C'est un poète qui chante les moissons, mais un poète contemporain cette fois. Né en 1934 dans l'Ain, Charles Juliet s'est vu récompenser des prix les plus prestigieux comme le Prix Goncourt de la poésie en 2013 et le Grand prix de littérature de l'Académie française cette année, tous deux récompensant non pas un recueil mais l'oeuvre toute entière. L'enfance de Charles Juliet a été marquée par l'éloignement d'avec sa famille, puisque sa mère étant internée dans un hôpital psychiatrique il est placé dans une famille de paysans suisses à l'âge de trois mois. Elle meurt sept années plus tard. À douze ans, il entre comme enfant de troupe à l'école militaire d'Aix-en-Provence. Il en sort huit ans plus tard, admis à l'École de santé militaire de Lyon. Il abandonne ses études de médecine à vingt-trois ans pour se consacrer exclusivement à l'écriture.

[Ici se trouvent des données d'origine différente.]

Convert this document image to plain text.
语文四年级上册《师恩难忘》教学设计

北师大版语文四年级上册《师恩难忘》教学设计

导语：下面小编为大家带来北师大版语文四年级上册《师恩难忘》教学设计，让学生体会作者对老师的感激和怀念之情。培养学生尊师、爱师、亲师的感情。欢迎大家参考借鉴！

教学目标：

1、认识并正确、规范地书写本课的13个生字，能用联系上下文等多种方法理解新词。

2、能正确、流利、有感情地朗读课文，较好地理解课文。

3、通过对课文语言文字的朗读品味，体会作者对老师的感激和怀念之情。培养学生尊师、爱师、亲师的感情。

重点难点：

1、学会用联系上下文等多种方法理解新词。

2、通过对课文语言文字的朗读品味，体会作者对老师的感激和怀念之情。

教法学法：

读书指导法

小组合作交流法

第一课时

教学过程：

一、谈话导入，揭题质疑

Durant quinze ans, il travaillera reculs dans une solitude extrême, avant de voir paraître son premier livre, Fragments, préfacé par Georges Haldas. de ces « années lentes » remontent également des rencontres importantes avec d'autres artistes parmi lesquels Michel Leiris, Bram van Velde, Raoul Ubac, Pierre Soulages ou Samuel Beckett.
L'oeuvre de Charles Juliet est principalement autobiographique, elle est son propre stéthoscope. Jean-Pierre Siméon dit même que son oeuvre « n'a qu'un objet : l'élucidation de soi, la mise à nu et à jour d'une vérité intérieure. » L'écriture est pour Juliet l'unique moyen d'éliminer le moi, « ses leurres dérisoires » et sa profonde vanité. Cela passe les mots affutés comme des scalpels, souvent dénués d'effets de style.
Paru en 2012 chez P.O.L, le livre Moisson n'est pas un recueil au sens stricte du terme, mais il regroupe un choix définis de poèmes, pour mieux appréhender l'univers de Juliet ; ses craintes, ses doutes, ses interrogations, ses joies aussi, graves. Elle est surtout dotée d'une magnifique préface de Jean-Pierre Siméon qui sert d'appareil critique. Dans la première partie du recueil se développent des courtes scènes qui donnent à voir un petit garçon dans sa vie à la ferme. Il y a là une thématique éminemment importante : le rapport à la nature et plus particulièrement à la terre. Sa lecture fondatrice du monde se fait au contact de la campagne, non pas des livres (il se met à lire relativement tard, vers ses vingt ans). La solitude des champs, le brouillard, le froid, les bois profonds constituent son imaginaire, c'est là qu'il puisera le matériau de son écriture. Fixé dans cette vie de lenteur et d'ennui, il sait l'odeur de la brume après l'orage, l'épaisseur des nuits sur les collines, l'ingratitude de la pierre et de la ronce et la rudesse des chemins caillouteux. Mais Juliet ne chante pas la terre, il l'utilise comme moyen mimétique pour sa poésie : ainsi, le poète défriche, taillade, sarcle, laboure les mots. Comment aller du labour aux moissons ? Cette question guide l'entièreté du recueil, sinon de son oeuvre, et se décline au travers d'une infinie variation de proses, poèmes et entretiens, comme l'on dirait pour un thème musical. le poème liminaire, éponyme du recueil (reproduit en intégralité ici), fixe le sens de questionnement-voyage qui agite le poète :

Atteint le dernier degré de l'épuisement Quand tu avais perdu tes semblables Quand il n'y avait plus de but de repère de chemin Quand il n'y avait plus d'issue Quand la seule énergie qui te venait naissait de l'horreur de te savoir à l'agonie

Sur ordre de la voix tu t'es dressé as risqué tes premiers pas

Inconnus la contrée les accidents du terrain Mais familière la nuit Et tout autant la peur de cet inconnu dont tu dois te nourrir et que tu redoutes de rencontrer

Que cherches-tu Tu avances erres te traînes renoncere pars rebrousses chemin tournes en rond Ton oeil empli par la nuit tu cherches le lieu le lieu où tu serais rassasié Où se déploierait la réponse Où bouillonnerait la source

Tu ne sais que marcher La nuit et la peur te harcèlent Et aussi la soif Mais à chaque pas la hantise de faire fausse route D'accroître encore la distance Tu cherches le lieu le lieu et le nom le nom qui saurait tout dire de ce en quoi consiste l'aventure.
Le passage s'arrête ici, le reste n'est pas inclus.